American drone logistics company Zipline plans to scale its Kenya operations to reach 1,000 more health facilities in the wake of a $150 million funding commitment from the US government.

The California-based robotics firm designs, manufactures, and operates drones to deliver medical products such as blood and vaccines. It operates in Kenya, Rwanda, Ghana, Côte d'Ivoire and Nigeria.

Zipline entered Kenya in 2022 through partnerships with the Kisumu and Kericho County governments. It has established a distribution hub in Kisumu to distribute rabies post-exposure prophylaxis, measles and malaria vaccines.

With the new funding, the company seeks to construct new drone hubs staffed by Kenyans to improve its reach. It aims to cut Kenya’s under-immunisation rate, which was negatively affected by Covid-19 pandemic-related disruptions, by half.

Zipline says it has so far conducted over 26,000 deliveries to 500 health facilities, delivered 2,000 units of blood and nearly 600,000 vaccine doses, and reached over 125,000 patients with HIV interventions.“The partnership is still being formalised with the Kenyan government; the outcome of this will steer the investment approach and subsequent timelines,” the company told The EastAfrican via e-mail.

Under the financing agreement, African governments are expected to more than double the US government’s investment through long-term service payments.

The State Department’s financing will only be released when they sign service contracts and commit to paying utilisation fees, expected to reach up to $400 million over the programme’s lifespan.

The “pay-for-performance” mechanism is designed to ensure that African governments, not donors, are engaged in sustaining the medical logistics infrastructure system, especially in the wake of America’s drastic slash of foreign aid and support to health, humanitarian, and development programmes across Africa this year.

Kenya recently signed a $2.5 billion health deal with the US, becoming the first African country to sign the US Health MoUs. Several other countries, including neighbours East African Uganda and Rwanda, have signed similar deals in the past few days.

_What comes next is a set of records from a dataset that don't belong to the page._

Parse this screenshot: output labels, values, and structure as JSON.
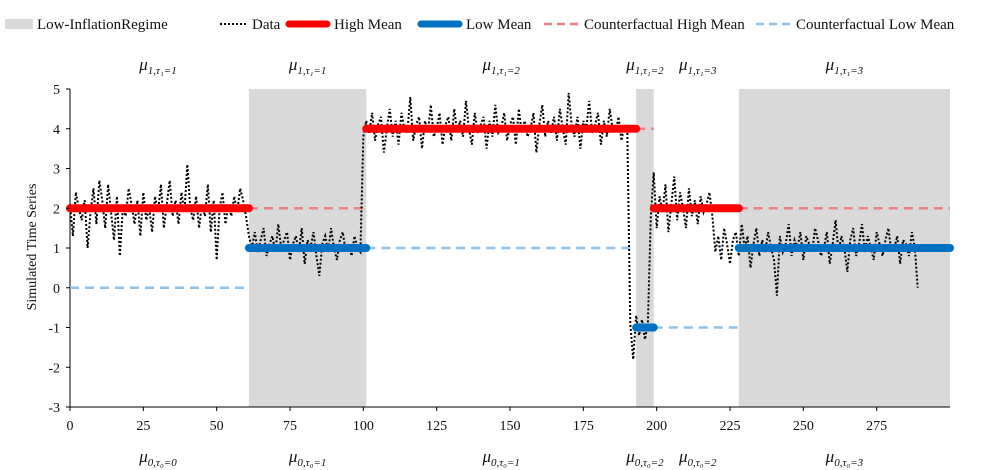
{
  "chart_data": {
    "type": "line",
    "title": "",
    "xlabel": "",
    "ylabel": "Simulated Time Series",
    "xlim": [
      0,
      300
    ],
    "ylim": [
      -3,
      5
    ],
    "xticks": [
      "0",
      "25",
      "50",
      "75",
      "100",
      "125",
      "150",
      "175",
      "200",
      "225",
      "250",
      "275"
    ],
    "yticks": [
      "5",
      "4",
      "3",
      "2",
      "1",
      "0",
      "-1",
      "-2",
      "-3"
    ],
    "legend_position": "top",
    "legend": [
      {
        "key": "regime",
        "label": "Low-InflationRegime",
        "color": "#d9d9d9"
      },
      {
        "key": "data",
        "label": "Data",
        "color": "#000000"
      },
      {
        "key": "high",
        "label": "High Mean",
        "color": "#ff0000"
      },
      {
        "key": "low",
        "label": "Low Mean",
        "color": "#0070c0"
      },
      {
        "key": "cf_high",
        "label": "Counterfactual High Mean",
        "color": "#f08080"
      },
      {
        "key": "cf_low",
        "label": "Counterfactual Low Mean",
        "color": "#8fc2ea"
      }
    ],
    "regimes": [
      [
        61,
        101
      ],
      [
        193,
        199
      ],
      [
        228,
        300
      ]
    ],
    "high_mean": [
      {
        "x0": 0,
        "x1": 61,
        "y": 2
      },
      {
        "x0": 101,
        "x1": 193,
        "y": 4
      },
      {
        "x0": 199,
        "x1": 228,
        "y": 2
      }
    ],
    "low_mean": [
      {
        "x0": 61,
        "x1": 101,
        "y": 1
      },
      {
        "x0": 193,
        "x1": 199,
        "y": -1
      },
      {
        "x0": 228,
        "x1": 300,
        "y": 1
      }
    ],
    "counterfactual_high_mean": [
      {
        "x0": 61,
        "x1": 101,
        "y": 2
      },
      {
        "x0": 193,
        "x1": 199,
        "y": 4
      },
      {
        "x0": 228,
        "x1": 300,
        "y": 2
      }
    ],
    "counterfactual_low_mean": [
      {
        "x0": 0,
        "x1": 61,
        "y": 0
      },
      {
        "x0": 101,
        "x1": 193,
        "y": 1
      },
      {
        "x0": 199,
        "x1": 228,
        "y": -1
      }
    ],
    "data_series": [
      2.1,
      1.3,
      2.4,
      2.0,
      1.7,
      2.2,
      1.0,
      1.9,
      2.5,
      1.6,
      2.7,
      2.2,
      1.5,
      2.6,
      1.9,
      1.2,
      2.3,
      0.8,
      2.0,
      1.8,
      2.5,
      2.1,
      1.6,
      2.2,
      1.3,
      2.4,
      1.7,
      2.0,
      1.4,
      2.3,
      1.9,
      2.6,
      1.5,
      2.1,
      2.7,
      1.8,
      2.2,
      1.6,
      2.4,
      1.9,
      3.1,
      2.0,
      1.7,
      2.3,
      1.5,
      2.1,
      1.8,
      2.6,
      1.4,
      2.2,
      0.7,
      2.0,
      2.4,
      1.6,
      2.1,
      1.8,
      2.3,
      1.9,
      2.5,
      2.2,
      1.8,
      1.3,
      1.0,
      1.4,
      0.9,
      1.2,
      1.5,
      0.8,
      1.1,
      1.3,
      0.9,
      1.6,
      1.0,
      1.2,
      1.4,
      0.7,
      1.1,
      1.3,
      0.9,
      1.5,
      0.6,
      1.2,
      1.0,
      1.4,
      0.8,
      0.3,
      1.1,
      1.3,
      0.9,
      1.5,
      1.0,
      0.7,
      1.2,
      1.4,
      0.9,
      1.1,
      0.8,
      1.3,
      1.0,
      0.9,
      3.8,
      4.2,
      3.9,
      4.4,
      3.7,
      4.1,
      4.3,
      3.4,
      4.0,
      4.5,
      3.8,
      4.2,
      3.6,
      4.4,
      4.0,
      3.9,
      4.8,
      3.7,
      4.1,
      4.3,
      3.5,
      4.2,
      3.9,
      4.6,
      3.8,
      4.0,
      4.4,
      3.6,
      4.1,
      4.3,
      3.7,
      4.5,
      3.9,
      4.2,
      3.8,
      4.7,
      4.0,
      3.6,
      4.4,
      3.9,
      4.1,
      4.3,
      3.5,
      4.2,
      3.8,
      4.6,
      3.9,
      4.0,
      4.4,
      3.7,
      4.1,
      4.3,
      3.6,
      4.5,
      3.9,
      4.2,
      3.8,
      4.0,
      4.4,
      3.4,
      4.1,
      4.6,
      3.8,
      4.2,
      3.9,
      4.3,
      3.7,
      4.5,
      4.0,
      3.6,
      4.9,
      4.1,
      3.8,
      4.3,
      3.5,
      4.2,
      4.0,
      4.7,
      3.9,
      4.1,
      4.4,
      3.6,
      4.2,
      3.8,
      4.5,
      4.0,
      3.9,
      4.3,
      3.7,
      4.1,
      3.9,
      -0.9,
      -1.8,
      -0.7,
      -1.2,
      -0.8,
      -1.3,
      -0.9,
      1.8,
      2.9,
      1.5,
      2.3,
      1.9,
      2.6,
      1.4,
      2.1,
      2.8,
      1.7,
      2.4,
      2.0,
      1.5,
      2.5,
      1.8,
      2.2,
      1.6,
      2.3,
      1.9,
      2.1,
      2.4,
      1.8,
      0.9,
      1.3,
      0.7,
      1.5,
      1.1,
      0.6,
      1.2,
      1.4,
      0.8,
      1.6,
      1.0,
      1.3,
      0.5,
      1.1,
      1.5,
      0.8,
      1.2,
      0.9,
      1.4,
      1.0,
      0.7,
      -0.2,
      1.3,
      0.9,
      1.1,
      1.6,
      0.8,
      1.2,
      1.0,
      1.4,
      0.7,
      1.3,
      1.1,
      0.9,
      1.5,
      1.2,
      0.8,
      1.0,
      1.4,
      0.6,
      1.1,
      1.7,
      0.9,
      1.3,
      1.0,
      0.4,
      1.2,
      1.5,
      0.8,
      1.1,
      1.6,
      0.9,
      1.3,
      1.0,
      0.7,
      1.4,
      1.1,
      0.8,
      1.2,
      1.5,
      0.9,
      1.0,
      1.3,
      0.6,
      1.2,
      1.1,
      0.8,
      1.4,
      1.0,
      0.0
    ],
    "annotations_top": [
      {
        "x": 30,
        "main": "μ",
        "sub": "1,τ₁=1"
      },
      {
        "x": 81,
        "main": "μ",
        "sub": "1,τ₁=1"
      },
      {
        "x": 147,
        "main": "μ",
        "sub": "1,τ₁=2"
      },
      {
        "x": 196,
        "main": "μ",
        "sub": "1,τ₁=2"
      },
      {
        "x": 214,
        "main": "μ",
        "sub": "1,τ₁=3"
      },
      {
        "x": 264,
        "main": "μ",
        "sub": "1,τ₁=3"
      }
    ],
    "annotations_bottom": [
      {
        "x": 30,
        "main": "μ",
        "sub": "0,τ₀=0"
      },
      {
        "x": 81,
        "main": "μ",
        "sub": "0,τ₀=1"
      },
      {
        "x": 147,
        "main": "μ",
        "sub": "0,τ₀=1"
      },
      {
        "x": 196,
        "main": "μ",
        "sub": "0,τ₀=2"
      },
      {
        "x": 214,
        "main": "μ",
        "sub": "0,τ₀=2"
      },
      {
        "x": 264,
        "main": "μ",
        "sub": "0,τ₀=3"
      }
    ]
  }
}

Meanwhile, a Nairobi court has suspended the Kenyan deal until a case challenging surrender of data to the US is determined.

If implemented, the health deal would see Nairobi get $1.6 billion over the next five years in exchange for health care data and specimens for the next 25 years.

In Rwanda, the company serves more than 800 health facilities through its distribution centres in the central city of Muhanga and the town of Kayonza in the eastern region."Our current focus is going tall in our existing markets, including Kenya. The grant support positions us to rapidly scale our proven model and accelerate the build-out of a comprehensive, autonomous drone delivery network,” Zipline said.“While we see long-term potential across Africa, our immediate priority is to deepen our impact and demonstrate the full scalability of instant delivery in the countries we already serve."President Donald Trump's government’s latest deals with African governments are potential replacements for the funding lost after the US Agency for International Development (USAid) folded.

Since he dismantled the agency earlier this year, thousands of health workers’ jobs have been cut, as have health agreements the agency has run in Africa for decades.

Across the continent, countries are increasingly adopting drone delivery to mitigate medical logistics challenges, especially in rural areas, driven mainly by poor infrastructure.

Zipline, founded in 2014, uses autonomous drones that launch from a hub, fly pre-planned routes, and deliver packages by lowering them via a tethered delivery pod called a ‘droid’ in less than an hour.

The drone remains airborne while the small droid descends to the drop-off point, releases the package, and then ascends back to the main aircraft before it returns to the hub.